CHARLESTON -- West Virginia Supreme Court Justice Margaret Workman will deliver the oath of office to Carrie Webster, who was appointed to the circuit court bench in Kanawha County, at noon on Dec. 28 in Courtroom Four, the historic courtroom in the Kanawha County Courthouse on Virginia Street in Charleston.

Governor Joe Manchin III appointed Webster on Dec. 2 to the seat left vacant by President Obama's appointment of Judge Irene Berger to the federal court in the Southern District of West Virginia.

Webster has been a member of the House of Delegates since 2001, and chairwoman of the House Judiciary Committee since 2006. She resigned from the House on Dec. 3.

According to West Virginia Code Section 51-3-18, she must wait 20 days from her appointment to take office. The law gives citizens that amount of time to challenge the qualifications or eligibility of any judicial appointee.

"I'm eager to get to work," Webster said. "I'm excited about being a judge and doing what a judge is supposed to do."

Chief Justice Brent Benjamin on Nov. 11 had appointed Senior Status Judge James O. Holliday to serve in the vacant position in Kanawha County until Manchin made his appointment. Holliday, a retired Judge who served in the Twenty-Ninth Circuit of Putnam County, will continue to serve until Webster's swearing-in.

"I'm grateful to the Supreme Court for appointing Judge Holliday," Webster said. "It was in the best interest of Kanawha County citizens to keep the docket moving."

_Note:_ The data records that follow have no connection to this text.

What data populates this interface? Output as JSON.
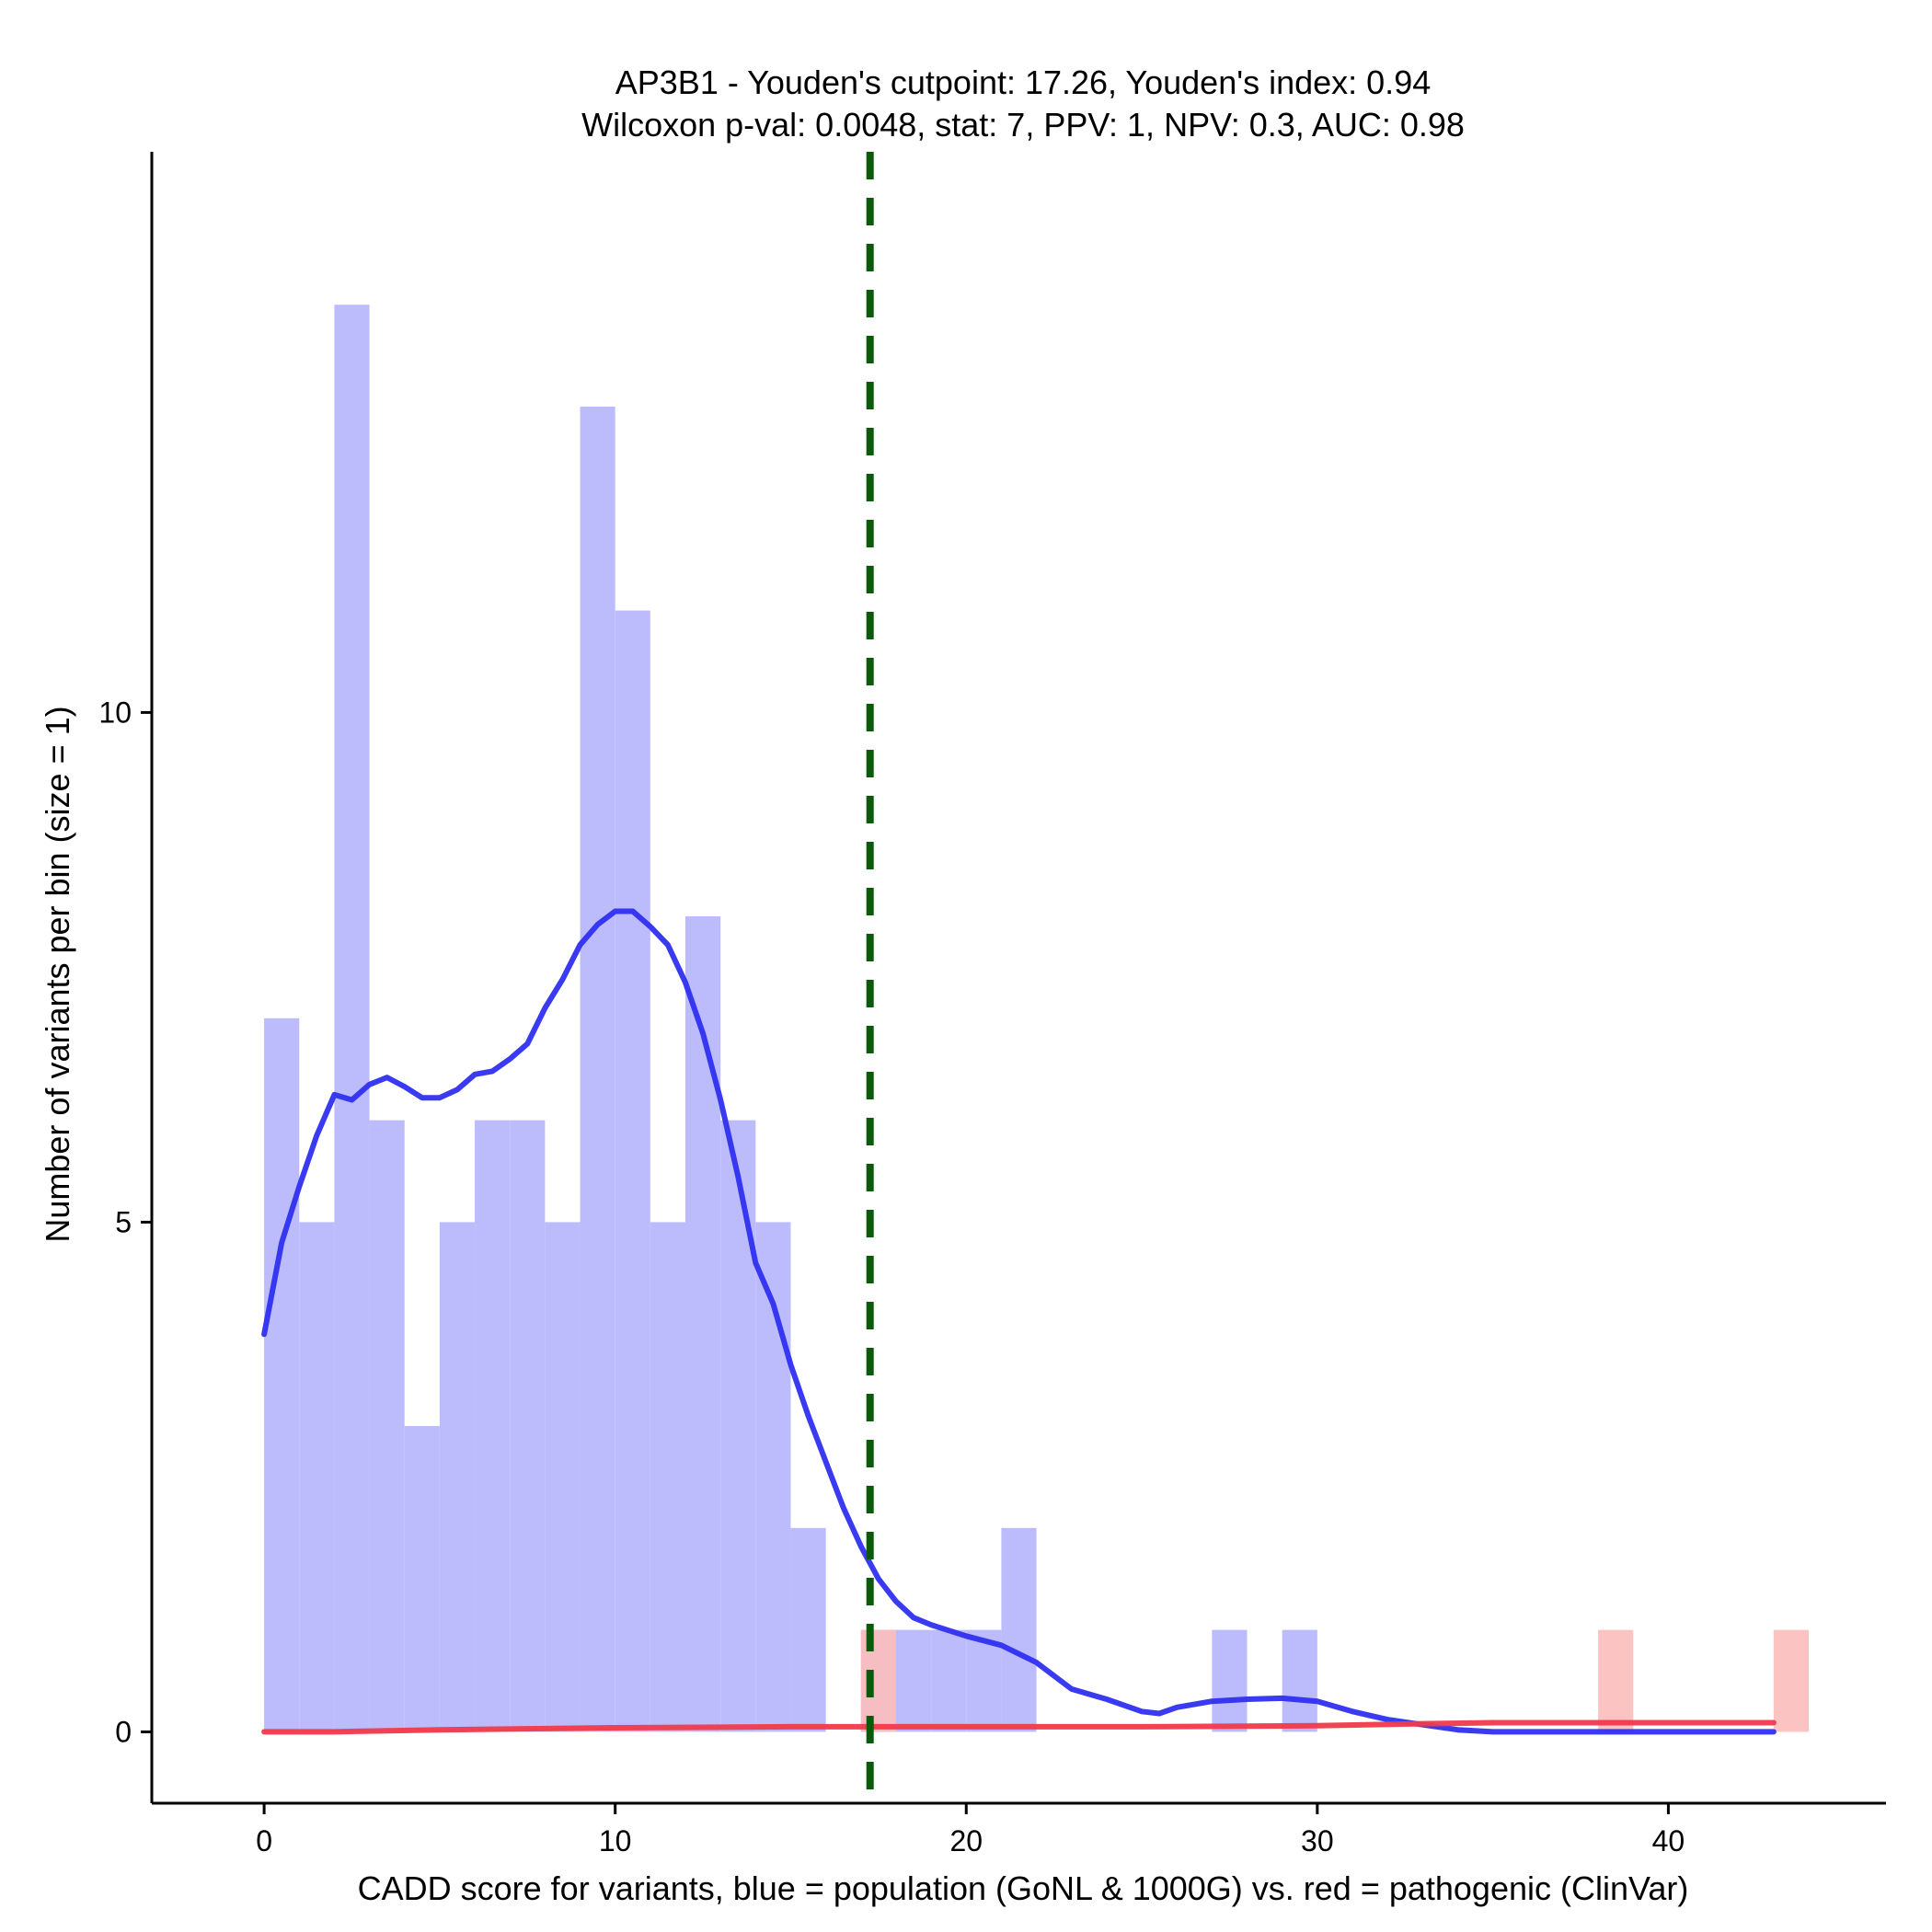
{
  "chart_data": {
    "type": "bar",
    "title": "AP3B1 - Youden's cutpoint: 17.26, Youden's index: 0.94",
    "subtitle": "Wilcoxon p-val: 0.0048, stat: 7, PPV: 1, NPV: 0.3, AUC: 0.98",
    "xlabel": "CADD score for variants, blue = population (GoNL & 1000G) vs. red = pathogenic (ClinVar)",
    "ylabel": "Number of variants per bin (size = 1)",
    "xlim": [
      -3.2,
      46.2
    ],
    "ylim": [
      -0.7,
      15.5
    ],
    "x_ticks": [
      0,
      10,
      20,
      30,
      40
    ],
    "y_ticks": [
      0,
      5,
      10
    ],
    "bin_width": 1,
    "cutpoint": 17.26,
    "series": [
      {
        "color": "#bcbcfc",
        "bins": [
          {
            "start": 0,
            "count": 7
          },
          {
            "start": 1,
            "count": 5
          },
          {
            "start": 2,
            "count": 14
          },
          {
            "start": 3,
            "count": 6
          },
          {
            "start": 4,
            "count": 3
          },
          {
            "start": 5,
            "count": 5
          },
          {
            "start": 6,
            "count": 6
          },
          {
            "start": 7,
            "count": 6
          },
          {
            "start": 8,
            "count": 5
          },
          {
            "start": 9,
            "count": 13
          },
          {
            "start": 10,
            "count": 11
          },
          {
            "start": 11,
            "count": 5
          },
          {
            "start": 12,
            "count": 8
          },
          {
            "start": 13,
            "count": 6
          },
          {
            "start": 14,
            "count": 5
          },
          {
            "start": 15,
            "count": 2
          },
          {
            "start": 17,
            "count": 1
          },
          {
            "start": 18,
            "count": 1
          },
          {
            "start": 19,
            "count": 1
          },
          {
            "start": 20,
            "count": 1
          },
          {
            "start": 21,
            "count": 2
          },
          {
            "start": 27,
            "count": 1
          },
          {
            "start": 29,
            "count": 1
          }
        ],
        "density": [
          [
            0,
            3.9
          ],
          [
            0.5,
            4.8
          ],
          [
            1,
            5.35
          ],
          [
            1.5,
            5.85
          ],
          [
            2,
            6.25
          ],
          [
            2.5,
            6.2
          ],
          [
            3,
            6.35
          ],
          [
            3.5,
            6.42
          ],
          [
            4,
            6.33
          ],
          [
            4.5,
            6.22
          ],
          [
            5,
            6.22
          ],
          [
            5.5,
            6.3
          ],
          [
            6,
            6.45
          ],
          [
            6.5,
            6.48
          ],
          [
            7,
            6.6
          ],
          [
            7.5,
            6.75
          ],
          [
            8,
            7.1
          ],
          [
            8.5,
            7.38
          ],
          [
            9,
            7.72
          ],
          [
            9.5,
            7.92
          ],
          [
            10,
            8.05
          ],
          [
            10.5,
            8.05
          ],
          [
            11,
            7.9
          ],
          [
            11.5,
            7.72
          ],
          [
            12,
            7.35
          ],
          [
            12.5,
            6.85
          ],
          [
            13,
            6.2
          ],
          [
            13.5,
            5.45
          ],
          [
            14,
            4.6
          ],
          [
            14.5,
            4.2
          ],
          [
            15,
            3.6
          ],
          [
            15.5,
            3.1
          ],
          [
            16,
            2.65
          ],
          [
            16.5,
            2.2
          ],
          [
            17,
            1.82
          ],
          [
            17.5,
            1.5
          ],
          [
            18,
            1.28
          ],
          [
            18.5,
            1.12
          ],
          [
            19,
            1.05
          ],
          [
            20,
            0.94
          ],
          [
            21,
            0.85
          ],
          [
            22,
            0.68
          ],
          [
            23,
            0.42
          ],
          [
            24,
            0.32
          ],
          [
            25,
            0.2
          ],
          [
            25.5,
            0.18
          ],
          [
            26,
            0.24
          ],
          [
            27,
            0.3
          ],
          [
            28,
            0.32
          ],
          [
            29,
            0.33
          ],
          [
            30,
            0.3
          ],
          [
            31,
            0.2
          ],
          [
            32,
            0.12
          ],
          [
            33,
            0.07
          ],
          [
            34,
            0.02
          ],
          [
            35,
            0.0
          ],
          [
            38,
            0.0
          ],
          [
            40,
            0.0
          ],
          [
            43,
            0.0
          ]
        ]
      },
      {
        "color": "#fcbcbc",
        "bins": [
          {
            "start": 17,
            "count": 1
          },
          {
            "start": 38,
            "count": 1
          },
          {
            "start": 43,
            "count": 1
          }
        ],
        "density": [
          [
            0,
            0.0
          ],
          [
            2,
            0.0
          ],
          [
            5,
            0.02
          ],
          [
            10,
            0.04
          ],
          [
            15,
            0.05
          ],
          [
            20,
            0.05
          ],
          [
            25,
            0.05
          ],
          [
            30,
            0.06
          ],
          [
            33,
            0.08
          ],
          [
            35,
            0.09
          ],
          [
            38,
            0.09
          ],
          [
            40,
            0.09
          ],
          [
            43,
            0.09
          ]
        ]
      }
    ]
  }
}
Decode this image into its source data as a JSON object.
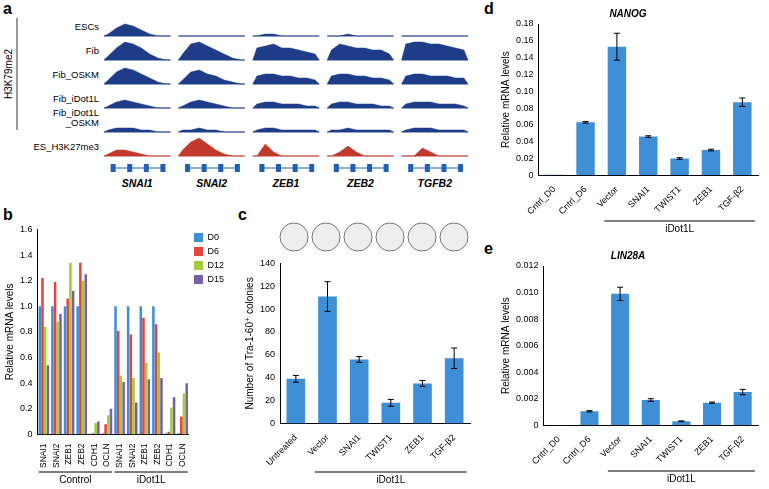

Webster is an associate with the Charleston law firm Bucci, Bailey & Javins. She previously was an assistant public defender in the Kanawha County Public Defender's Office from 1997 to 2000.

She has a bachelor's degree in political science from West Virginia University and a law degree from the WVU College of Law. She was born in Fairfax, Va., grew up in Moorefield and has lived in Charleston since 1989. She is married and has one daughter.